AIMS: Nuclear factor E2-related factor 2 (Nrf2), a key cytoprotective transcription factor, regulates also proangiogenic mediators, interleukin-8 and heme oxygenase-1 (HO-1). However, hitherto its role in blood vessel formation was modestly examined. Particularly, although Nrf2 was shown to affect hematopoietic stem cells, it was not tested in bone marrow-derived proangiogenic cells (PACs). Here we investigated angiogenic properties of Nrf2 in PACs, endothelial cells, and inflammation-related revascularization. RESULTS: Treatment of endothelial cells with angiogenic cytokines increased nuclear localization of Nrf2 and induced expression of HO-1. Nrf2 activation stimulated a tube network formation, while its inhibition decreased angiogenic response of human endothelial cells, the latter effect reversed by overexpression of HO-1. Moreover, lack of Nrf2 attenuated survival, proliferation, migration, and angiogenic potential of murine PACs and affected angiogenic transcriptome in vitro. Additionally, angiogenic capacity of PAC Nrf2(-/-) in in vivo Matrigel assay and PAC mobilization in response to hind limb ischemia of Nrf2(-/-) mice were impaired. Despite that, restoration of blood flow in Nrf2-deficient ischemic muscles was better and accompanied by increased oxidative stress and inflammatory response. Accordingly, the anti-inflammatory agent etodolac tended to diminish blood flow in the Nrf2(-/-) mice. INNOVATION: Identification of a novel role of Nrf2 in angiogenic signaling of endothelial cells and PACs. CONCLUSION: Nrf2 contributes to angiogenic potential of both endothelial cells and PACs; however, its deficiency increases muscle blood flow under tissue ischemia. This might suggest a proangiogenic role of inflammation in the absence of Nrf2 in vivo, concomitantly undermining the role of PACs in such conditions.
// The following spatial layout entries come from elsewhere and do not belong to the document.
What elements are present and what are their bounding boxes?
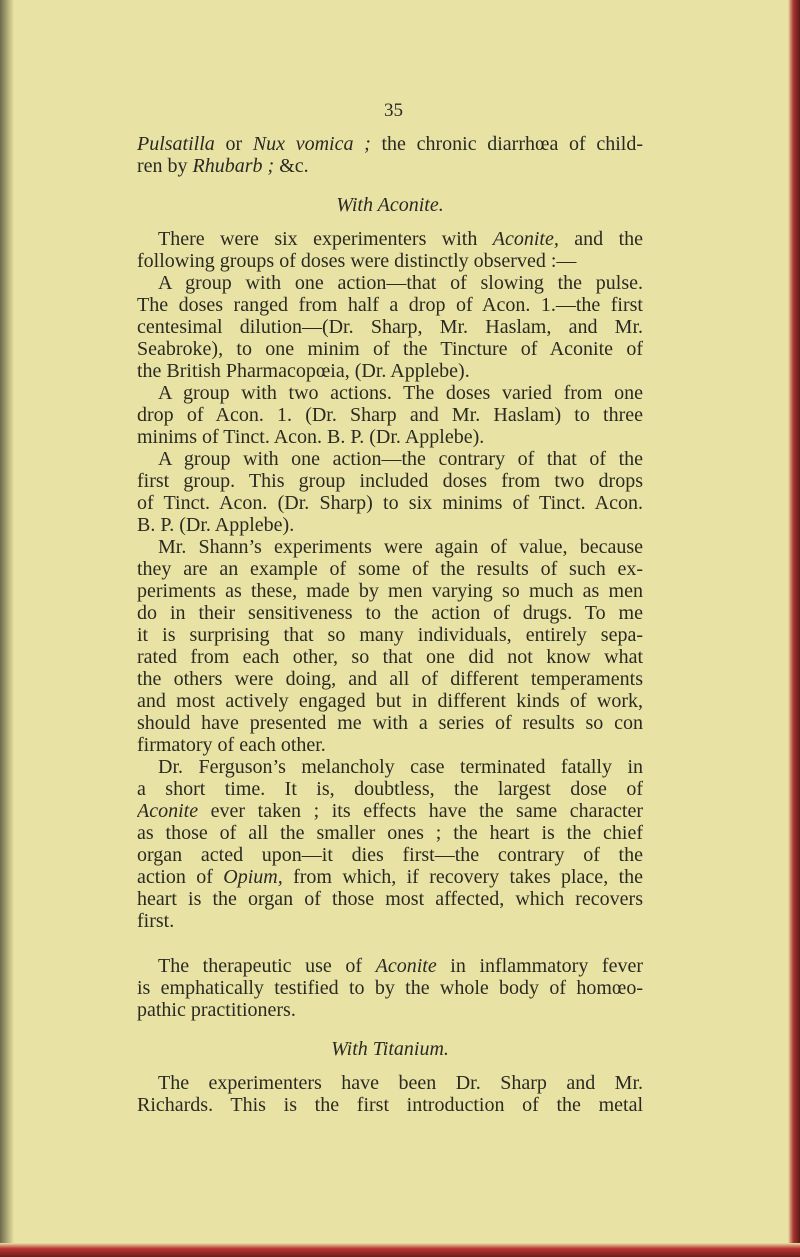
text-line: The experimenters have been Dr. Sharp and Mr. (158, 1072, 643, 1094)
page-number: 35 (384, 100, 403, 121)
page-left-edge (0, 0, 14, 1257)
text-line: The doses ranged from half a drop of Acon. 1.—the first (137, 294, 643, 316)
text-line: There were six experimenters with Aconite, and the (158, 228, 643, 250)
text-line: do in their sensitiveness to the action of drugs. To me (137, 602, 643, 624)
italic-term: Pulsatilla (137, 133, 215, 155)
text-line: drop of Acon. 1. (Dr. Sharp and Mr. Haslam) to three (137, 404, 643, 426)
italic-term: Opium, (223, 866, 283, 888)
text-line: Pulsatilla or Nux vomica ; the chronic diarrhœa of child- (137, 133, 643, 155)
text-line: heart is the organ of those most affected, which recovers (137, 888, 643, 910)
page-body (137, 133, 643, 1116)
text-line: The therapeutic use of Aconite in inflammatory fever (158, 955, 643, 977)
italic-term: Rhubarb ; (192, 155, 275, 177)
text-line: as those of all the smaller ones ; the heart is the chief (137, 822, 643, 844)
text-line: Aconite ever taken ; its effects have the same character (137, 800, 643, 822)
text-line: organ acted upon—it dies first—the contrary of the (137, 844, 643, 866)
text-line: the British Pharmacopœia, (Dr. Applebe). (137, 360, 470, 382)
text-line: Dr. Ferguson’s melancholy case terminated fatally in (158, 756, 643, 778)
page-right-edge (788, 0, 800, 1257)
text-line: Mr. Shann’s experiments were again of value, because (158, 536, 643, 558)
text-line: Richards. This is the first introduction of the metal (137, 1094, 643, 1116)
text-line: centesimal dilution—(Dr. Sharp, Mr. Haslam, and Mr. (137, 316, 643, 338)
text-line: it is surprising that so many individuals, entirely sepa- (137, 624, 643, 646)
page-bottom-edge (0, 1243, 800, 1257)
text-line: of Tinct. Acon. (Dr. Sharp) to six minims of Tinct. Acon. (137, 492, 643, 514)
text-line: firmatory of each other. (137, 734, 326, 756)
text-line: is emphatically testified to by the whole body of homœo- (137, 977, 643, 999)
text-line: periments as these, made by men varying so much as men (137, 580, 643, 602)
paragraph-gap (137, 932, 643, 955)
text-line: action of Opium, from which, if recovery takes place, the (137, 866, 643, 888)
text-line: ren by Rhubarb ; &c. (137, 155, 309, 177)
text-line: should have presented me with a series of results so con (137, 712, 643, 734)
text-line: pathic practitioners. (137, 999, 296, 1021)
text-line: Seabroke), to one minim of the Tincture of Aconite of (137, 338, 643, 360)
text-line: and most actively engaged but in different kinds of work, (137, 690, 643, 712)
text-line: A group with two actions. The doses varied from one (158, 382, 643, 404)
text-line: minims of Tinct. Acon. B. P. (Dr. Applebe). (137, 426, 485, 448)
text-line: rated from each other, so that one did not know what (137, 646, 643, 668)
section-heading: With Aconite. (336, 194, 444, 216)
italic-term: Nux vomica ; (252, 133, 371, 155)
italic-term: Aconite (137, 800, 199, 822)
text-line: following groups of doses were distinctly observed :— (137, 250, 577, 272)
text-line: first. (137, 910, 175, 932)
text-line: a short time. It is, doubtless, the largest dose of (137, 778, 643, 800)
text-line: A group with one action—that of slowing the pulse. (158, 272, 643, 294)
text-line: B. P. (Dr. Applebe). (137, 514, 295, 536)
section-heading: With Titanium. (331, 1038, 449, 1060)
italic-term: Aconite, (492, 228, 559, 250)
text-line: the others were doing, and all of different temperaments (137, 668, 643, 690)
italic-term: Aconite (375, 955, 437, 977)
text-line: first group. This group included doses from two drops (137, 470, 643, 492)
text-line: they are an example of some of the results of such ex- (137, 558, 643, 580)
text-line: A group with one action—the contrary of that of the (158, 448, 643, 470)
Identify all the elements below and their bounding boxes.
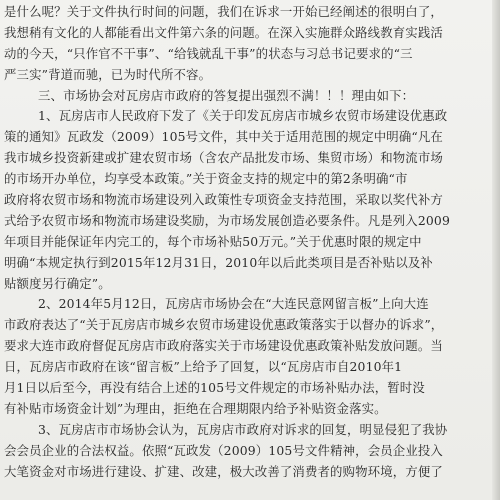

Opposite effects of HIF-1α and HIF-2α on the regulation of IL-8 expression in endothelial cells.

Recently we have shown that hypoxia as well as overexpression of the stable form of hypoxia-inducible factor-1α (HIF-1α) diminished the expression of interleukin-8 (IL-8) by inhibition of the Nrf2 transcription factor in HMEC-1 cells. Because HIF isoforms may exert different effects, we aimed to examine the influence of HIF-2α on IL-8 expression in endothelial cells. In contrast to HIF-1α, overexpression of HIF-2α obtained by adenoviral transduction resulted in increased expression of IL-8 in an Nrf2-independent way. Importantly, HIF-2α augmented the activity of SP-1, a transcription factor involved in IL-8 regulation and known coactivator of c-Myc. Additionally, HIF-1 decreased, whereas HIF-2 increased, c-Myc expression, and silencing of Mxi-1, a c-Myc antagonist, restored IL-8 expression downregulated by HIF-1α or hypoxia. Accordingly, binding of c-Myc to the IL-8 promoter was abolished in hypoxia. Importantly, both severe (0.5% O(2)) and mild (5% O(2)) hypoxia diminished IL-8 expression despite the stabilization of both HIF-1 and HIF-2. This study reveals the opposite roles of HIF-1α and HIF-2α in the regulation of IL-8 expression in endothelial cells. However, despite stabilization of both isoforms in hypoxia the effect of HIF-1 is predominant, and downregulation of IL-8 expression in hypoxia is caused by attenuation of Nrf2 and c-Myc.